Tony Blair dismissed his former spin doctor's account of what his Cabinet was told about the Iraq War's legality as "absolutely not true" yesterday.
In the latest volume of his diaries, Alastair Campbell claims Lord Goldsmith, then Attorney General, was prevented in 2002 from telling the Cabinet about his "doubts" on the legal basis for war.
But in an interview with the BBC's Andrew Marr, Mr Blair denied he had intervened to stop Lord Goldsmith giving the Cabinet the "reality" of the legal position Britain faced if it went to war against Saddam Hussein's regime without the backing of the United Nations.
According to Mr Campbell's diaries, Mr Blair feared any nuanced evaluation would give too much ammunition to the Cabinet's leading anti-war critics, Robin Cook and Clare Short.
The issue of the Iraq War's legality has continued to hound Mr Blair since he left Downing Street in 2007. Following a story in yesterday's Independent on Sunday which claimed Mr Blair had "misled" the Cabinet, the former Prime Minister told the BBC, "People like The Independent – you know I'll never win this argument with them over Iraq."
However Mr Campbell's account chimes with much of the detail that Lord Goldsmith gave the Chilcot Inquiry in 2010. In his written testimony, the Cabinet's former senior legal adviser said he had been kept out of the loop during key meetings in late 2002. He said his legal advice on UN negotiating tactics "was not sought".
Other documents released to the inquiry showed Lord Goldsmith was continuing to warn about the legal consequences of invading Iraq without fresh UN authority right up to the beginning of February 2003.
According to the Campbell diaries: "TB [Tony Blair] also made it clear he did not particularly want Goldsmith to launch a detailed discussion at Cabinet ... With the mood as it was with Robin [Cook] and Clare [Short]... he knew if there was any nuance at all, they would be straight out saying the advice was that it was not legal, the AG [attorney general] was casting doubt on the war.

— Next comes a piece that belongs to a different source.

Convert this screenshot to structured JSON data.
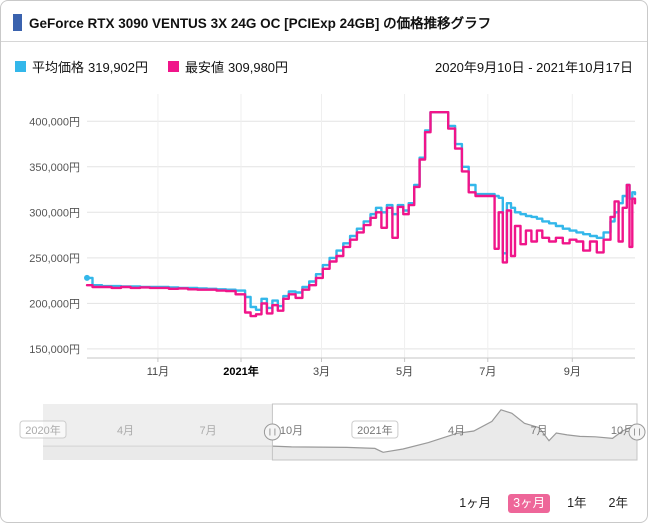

Peter Goldsmith was clear that he was casting doubt in some circumstances and if Cabinet had to approve the policy of going to war, he had to be able to put the reality to them."
Mr Blair told the BBC: "The notion that the Cabinet never discussed this issue is absurd".
Some MPs, including the former Liberal Democrat leader, Sir Menzies Campbell, have demanded that Sir John Chilcot reconvene a special session of his inquiry to re-examine the accounts given by Mr Blair, Mr Campbell and Lord Goldsmith.